Very often, the way we bring up our children is a reflection of the way that we were brought up by our parents. We may very often hear ourselves saying to our children exactly the same things that were said to us as we were growing up. Often, that's fine but we need to be careful that we aren't passing on negative attitudes that lead to low self esteem.
Listen to the things you say to your children. Are you critical or negative? Do you ignore them when you're stressed? Do you tell them they're stupid? Do you shout at them or laugh when they make mistakes? These are things that will lead to low self-esteem in your children. Here are some ways that you can help your children develop high self-esteem. It will be a life long gift to them!
Praise your child
Children love praise. Just watch your child’s face when you do! Don’t over praise, simply say things like ‘oh, that’s really good’ or ‘you’ve done really well with that’. It’s also a good idea to praise how hard they’ve worked to achieve something as this reinforces the achievement. Simply telling a child that they are clever can make them fear failure. Try ‘you must have worked really hard to do that’ rather than ‘you’re a obviously really clever’.
Take time to listen
It can be difficult after a long day or when you’re feeling stressed, but ask your child about what they’ve been doing and let them talk freely. When they tell you something, show them how interested you are and ask them to tell you some more.Take an interest in their interests even if they seem boring to you.
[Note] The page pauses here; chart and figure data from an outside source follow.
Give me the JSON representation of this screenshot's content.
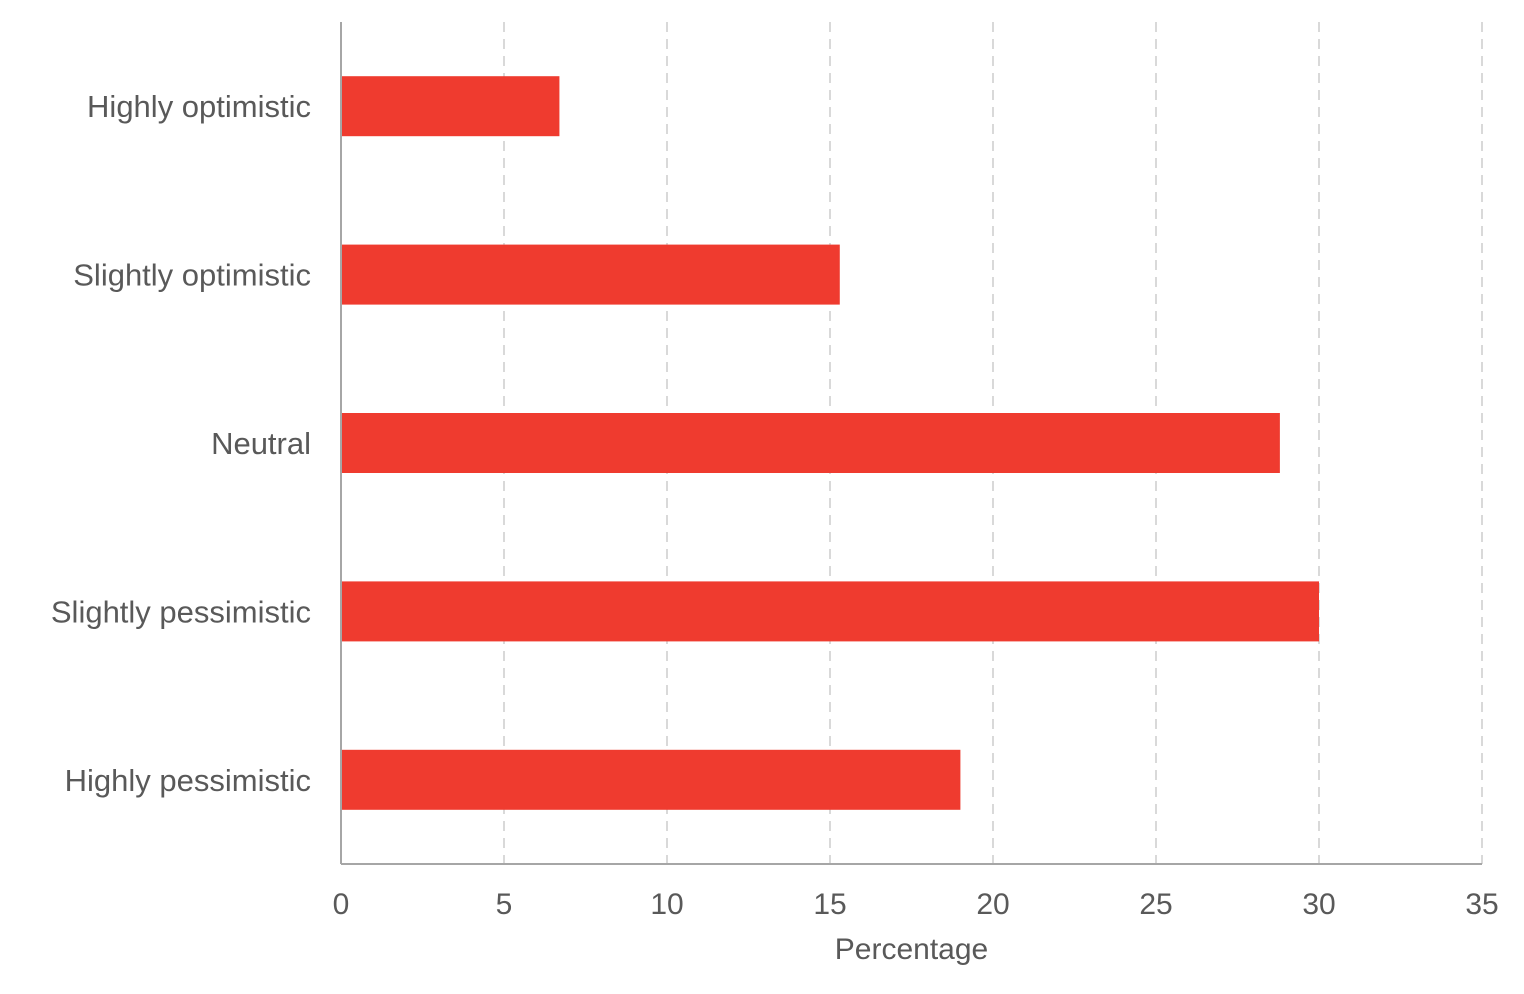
{
  "chart_data": {
    "type": "bar",
    "orientation": "horizontal",
    "categories": [
      "Highly optimistic",
      "Slightly optimistic",
      "Neutral",
      "Slightly pessimistic",
      "Highly pessimistic"
    ],
    "values": [
      6.7,
      15.3,
      28.8,
      30.0,
      19.0
    ],
    "xlabel": "Percentage",
    "ylabel": "",
    "xlim": [
      0,
      35
    ],
    "xticks": [
      "0",
      "5",
      "10",
      "15",
      "20",
      "25",
      "30",
      "35"
    ],
    "grid": "vertical dashed",
    "legend": "none",
    "bar_color": "#EF3B2F",
    "grid_color": "#D9D9D9",
    "axis_color": "#A6A6A6",
    "text_color": "#595959"
  }
}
Let your child tell you about things they have discovered and join in their enthusiasm. Even if it’s the most obvious thing in the world, just say ‘wow, that’s amazing!’
Chastise the behaviour not the child
It’s really important that children learn that a particular behaviour is wrong, not that they are a bad person for doing something wrong. Avoid saying things like ‘you really are a naughty boy’ or ‘you silly little girl’. Instead, try ‘that’s naughty, I don’t want you to do it again’ or ‘hitting other children is wrong, we’ll go home if you do it again’.
Set good boundaries and be specific
All children respond to good boundaries. Knowing how far they are allowed to go provides them with a sense of security. But try to be specific so that your child knows exactly where the boundary is set. Rather than ‘I can’t stand all this noise’, try ‘please stop hitting the drum’.
Don’t try to make them into something they’re not
All children have their own strengths and weaknesses. Don’t try to force your child to be something they’re not. Help them to develop the things they are good at and enjoy.
Let them know it’s okay to make mistakes
Although it can be difficult at times, allow your child to make mistakes. If they spill something on the floor just help them to clear it up. If they choose the wrong boyfriend or girlfriend, support them when it goes wrong without saying ‘I told you so’.
Acknowledge their feelings
Children need to know that it’s okay to feel the things that they feel. If they say they are sad, don’t try to persuade them that they don’t, just let them talk and show them that you understand.